Loss-of-function mutations in RET cause abnormal development of the enteric nervous system, a congenital condition known as Hirschsprung disease. Hirschsprung mutations in the extracellular domain of RET (RETECD) affect processing in the endoplasmic reticulum (ER) and prevent RET expression at the cell surface. We have investigated the processing and function of a series of Hirschsprung disease mutations affecting different biochemical properties of the RETECD. All mutations examined prevented the maturation of RETECD in the ER and abolished its ability to interact with the GDNF/GFRalpha1 ligand complex, indicating defects in protein folding. Immature forms of RETECD accumulating intracellularly associated with the ER chaperone Grp78/BiP and showed different degrees of protein ubiquitination. Maturation of RETECD mutants, including those deficient in Ca2+ binding and disulfide bridge formation, could be rescued by allowing protein expression to proceed at 30 degrees C, a condition known to facilitate protein folding. Several of the mutants produced at 30 degrees C regained their ability to bind to the GDNF/GFRalpha1 complex comparable to wild-type, demonstrating that the mutations affected RETECD folding but not function. Analysis of autonomous folding subunits in the RETECD indicated an intrinsic propensity to misfolding in three N-terminal cadherin-like domains, CLD1-3, which also concentrate the majority of Hirschsprung mutations affecting the RETECD. In agreement with this, expression and maturation of these subdomains was specifically improved at 30 degrees C, identifying them as temperature-sensitive determinants in RETECD. Intriguingly, while production of human and mouse RETECD was suboptimal at 37 degrees C compared with 30 degrees C, expression of Xenopus RETECD was higher at 37 degrees C, a non-physiological temperature for amphibians. The intrinsic susceptibility to misfolding of mammalian RETECD may be the result of a trade-off that helps to avoid an increased incidence of tumors, at the expense of a greater vulnerability to Hirschsprung disease.

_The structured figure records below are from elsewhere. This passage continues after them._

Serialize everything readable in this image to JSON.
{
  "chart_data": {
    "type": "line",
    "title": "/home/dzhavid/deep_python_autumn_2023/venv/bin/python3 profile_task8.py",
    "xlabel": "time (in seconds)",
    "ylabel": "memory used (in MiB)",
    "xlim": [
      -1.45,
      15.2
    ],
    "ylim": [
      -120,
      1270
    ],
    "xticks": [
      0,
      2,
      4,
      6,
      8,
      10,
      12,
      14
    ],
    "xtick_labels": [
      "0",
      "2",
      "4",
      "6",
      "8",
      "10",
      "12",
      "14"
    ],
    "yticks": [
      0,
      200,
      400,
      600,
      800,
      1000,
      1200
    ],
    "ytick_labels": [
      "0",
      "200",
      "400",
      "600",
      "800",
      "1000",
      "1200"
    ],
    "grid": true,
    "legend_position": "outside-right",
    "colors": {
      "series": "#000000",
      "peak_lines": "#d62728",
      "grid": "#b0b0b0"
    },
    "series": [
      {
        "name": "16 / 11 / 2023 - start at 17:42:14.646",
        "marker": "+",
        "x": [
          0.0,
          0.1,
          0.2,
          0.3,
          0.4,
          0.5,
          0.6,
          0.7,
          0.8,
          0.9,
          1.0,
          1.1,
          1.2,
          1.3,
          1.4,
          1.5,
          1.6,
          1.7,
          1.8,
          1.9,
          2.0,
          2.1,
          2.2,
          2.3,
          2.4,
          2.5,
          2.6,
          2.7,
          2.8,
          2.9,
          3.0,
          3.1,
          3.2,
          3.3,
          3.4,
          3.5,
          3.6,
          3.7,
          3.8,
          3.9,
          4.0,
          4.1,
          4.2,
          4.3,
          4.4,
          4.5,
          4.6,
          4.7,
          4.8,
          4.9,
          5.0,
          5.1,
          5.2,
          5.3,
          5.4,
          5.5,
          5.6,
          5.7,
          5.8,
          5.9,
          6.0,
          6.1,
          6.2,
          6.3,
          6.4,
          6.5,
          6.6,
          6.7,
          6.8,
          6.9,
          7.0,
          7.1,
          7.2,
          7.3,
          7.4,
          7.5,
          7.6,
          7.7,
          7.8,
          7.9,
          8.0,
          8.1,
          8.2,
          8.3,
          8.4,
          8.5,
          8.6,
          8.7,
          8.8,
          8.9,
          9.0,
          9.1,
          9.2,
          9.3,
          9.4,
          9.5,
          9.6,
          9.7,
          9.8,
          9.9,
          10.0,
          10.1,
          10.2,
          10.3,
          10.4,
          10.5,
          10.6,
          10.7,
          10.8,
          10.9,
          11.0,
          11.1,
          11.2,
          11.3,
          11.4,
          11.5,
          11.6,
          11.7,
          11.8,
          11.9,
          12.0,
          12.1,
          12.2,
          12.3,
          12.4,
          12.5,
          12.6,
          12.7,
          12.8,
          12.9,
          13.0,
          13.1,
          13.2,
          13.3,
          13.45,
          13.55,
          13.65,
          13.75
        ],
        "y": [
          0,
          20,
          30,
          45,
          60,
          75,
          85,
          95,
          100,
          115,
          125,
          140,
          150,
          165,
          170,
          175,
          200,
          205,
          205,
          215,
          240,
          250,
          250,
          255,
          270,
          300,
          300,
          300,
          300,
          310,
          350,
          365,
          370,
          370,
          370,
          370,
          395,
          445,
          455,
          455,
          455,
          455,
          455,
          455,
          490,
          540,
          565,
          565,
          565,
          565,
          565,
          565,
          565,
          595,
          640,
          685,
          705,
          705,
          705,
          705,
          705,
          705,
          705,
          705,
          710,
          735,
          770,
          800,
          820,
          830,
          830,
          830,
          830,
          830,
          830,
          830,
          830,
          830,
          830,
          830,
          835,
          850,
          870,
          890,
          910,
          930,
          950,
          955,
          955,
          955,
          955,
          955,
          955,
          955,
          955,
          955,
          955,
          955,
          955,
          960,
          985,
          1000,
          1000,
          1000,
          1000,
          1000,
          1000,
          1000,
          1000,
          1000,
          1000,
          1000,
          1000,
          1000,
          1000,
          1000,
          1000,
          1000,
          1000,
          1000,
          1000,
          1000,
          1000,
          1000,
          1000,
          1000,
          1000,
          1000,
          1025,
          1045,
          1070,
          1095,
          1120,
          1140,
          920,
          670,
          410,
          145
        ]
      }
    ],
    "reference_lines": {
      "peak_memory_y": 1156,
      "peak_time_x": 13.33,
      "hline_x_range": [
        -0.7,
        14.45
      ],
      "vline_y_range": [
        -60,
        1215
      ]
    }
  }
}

RET功能丧失性突变会导致肠神经系统发育异常,这是一种被称为先天性巨结肠症的先天性疾病。RET细胞外结构域(RETECD)中的先天性巨结肠症突变会影响内质网(ER)中的加工过程,并阻止RET在细胞表面表达。我们研究了一系列影响RETECD不同生化特性的先天性巨结肠症突变的加工过程和功能。所有检测的突变都阻止了RETECD在ER中的成熟,并消除了其与GDNF/GFRα1配体复合物相互作用的能力,表明存在蛋白质折叠缺陷。在细胞内积累的未成熟形式的RETECD与ER伴侣蛋白Grp78/BiP相关,并表现出不同程度的蛋白质泛素化。通过在30℃下进行蛋白质表达,可以挽救RETECD突变体的成熟,30℃是已知有助于蛋白质折叠的条件。在30℃下产生的几个突变体恢复了与野生型相当的结合GDNF/GFRα1复合物的能力,表明这些突变影响RETECD的折叠但不影响其功能。对RETECD中自主折叠亚基的分析表明,在三个N端钙黏蛋白样结构域CLD1-3中存在内在的错误折叠倾向,这些结构域也集中了影响RETECD的大多数先天性巨结肠症突变。与此一致的是,这些亚结构域在30℃下的表达和成熟得到了特异性改善,将它们确定为RETECD中的温度敏感决定因素。有趣的是,虽然与30℃相比,人源和鼠源RETECD在37℃下的产生不理想,但非洲爪蟾RETECD在37℃下的表达更高,37℃对两栖动物来说是非生理温度。哺乳动物RETECD内在的错误折叠易感性可能是一种权衡的结果,这种权衡有助于避免肿瘤发病率的增加,但代价是对先天性巨结肠症的易感性增加。